I’m going to shut up and go read my book. I promise to get back with the flash fiction and various rants very soon. Next week soon. That includes a review of another book that I absolutely loved, but haven’t reviewed yet because my writer’s block isn’t letting me write a review so it makes sense.

Meanwhile, I do recommend The Winds of War. It’s like a soap opera with submarines and Stukas. Exactly like that.

He, She and It by Marge Piercy (Book Review)

He, She and ItHe, She and It by Marge Piercy

My rating: 2 of 5 stars

Man, I was all set to really, really love this book. Cyberpunk, dystopia, feminist sci-fi…what’s not to love?

Bookshelves: cyberpunk, dnf, my-dystopia-utopia, mysticism, sci-fi, feminism, futuristic, abandoned

Really, I should have known better, after seeing comparisons to The Handmaid’s Tale, which I first read as my book club’s pick when my son was a newborn. What little sleep the mother of a newborn does get, I sacrificed on the altar of The Handmaid’s Tale, and it remains one of my all-time favorite reads, one I’ve returned to several times. That built me up to expect too much from He, She and It. You’d think I’d learn.

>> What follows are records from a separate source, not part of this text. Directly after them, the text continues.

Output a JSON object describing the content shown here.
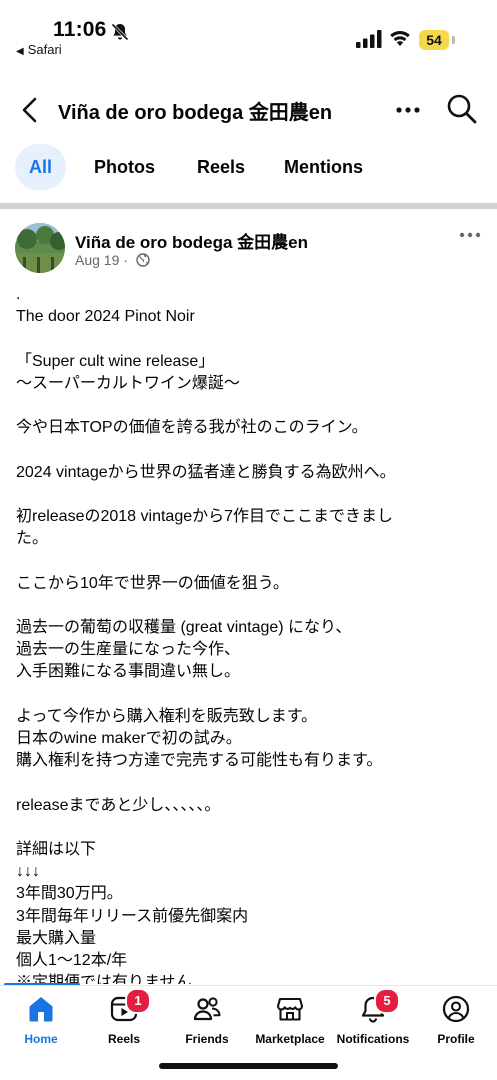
{
  "status_bar": {
    "time": "11:06",
    "back_app": "Safari",
    "battery": "54"
  },
  "header": {
    "title": "Viña de oro bodega 金田農en"
  },
  "tabs": [
    {
      "label": "All",
      "active": true
    },
    {
      "label": "Photos"
    },
    {
      "label": "Reels"
    },
    {
      "label": "Mentions"
    }
  ],
  "post": {
    "author": "Viña de oro bodega 金田農en",
    "date": "Aug 19 ·",
    "lines": [
      ".",
      "The door 2024 Pinot Noir",
      "",
      "「Super cult wine release」",
      "〜スーパーカルトワイン爆誕〜",
      "",
      "今や日本TOPの価値を誇る我が社のこのライン。",
      "",
      "2024 vintageから世界の猛者達と勝負する為欧州へ。",
      "",
      "初releaseの2018 vintageから7作目でここまできまし",
      "た。",
      "",
      "ここから10年で世界一の価値を狙う。",
      "",
      "過去一の葡萄の収穫量 (great vintage) になり、",
      "過去一の生産量になった今作、",
      "入手困難になる事間違い無し。",
      "",
      "よって今作から購入権利を販売致します。",
      "日本のwine makerで初の試み。",
      "購入権利を持つ方達で完売する可能性も有ります。",
      "",
      "releaseまであと少し、、、、、。",
      "",
      "詳細は以下",
      "↓↓↓",
      "3年間30万円。",
      "3年間毎年リリース前優先御案内",
      "最大購入量",
      "個人1〜12本/年",
      "※定期便では有りません"
    ]
  },
  "bottom_nav": {
    "items": [
      {
        "label": "Home",
        "active": true
      },
      {
        "label": "Reels",
        "badge": "1"
      },
      {
        "label": "Friends"
      },
      {
        "label": "Marketplace"
      },
      {
        "label": "Notifications",
        "badge": "5"
      },
      {
        "label": "Profile"
      }
    ]
  },
  "colors": {
    "accent": "#1b74e4",
    "badge": "#e41e3f",
    "battery": "#f7d848"
  }
}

It’s not that He, She and It is bad. It’s not. The premise is excellent, the creation of an illegal golem (or cyborg, whatever) in the “free” town of Tikva – “free” meaning it is independent of the dozen or so corporations that now rule our ravaged planet, and doesn’t that sound ominous, given the current political and economic world scheme. The dystopia is well-drawn. The internal monologues are thoughtful and finely written, with the primary theme being humanity – what is or is not considered human, alive, in possession of a soul, free will, the right to choose. The focus on Jewish culture, Kabbalism, and the intervals with the 16th-century Golem of Prague add the right touch of mysticism.

Even with all that going for it the story remained uncompelling, and I blame the pacing, which is positively glacial. The story just plods along, interspersed with lots of exposition, and in spite of love triangles and jealousy and cyborg sex, corporate manipulation and cyber assassinations and espionage, there is not much tension. If I’d been, say, on an 18-hour flight with only this book then I’d have not minded finishing it, but I was comfortably at home with a score of other books vying for my attention. I peeked ahead to see how it all works out, and unfortunately I don’t feel I missed anything by not knowing what happened between where I left off and the ending.

Marge Piercy’s writing style is similar to Margaret Atwood’s, and I love Margaret Atwood. Perhaps I’ll try another of Piercy’s works, but this one didn’t do it for me.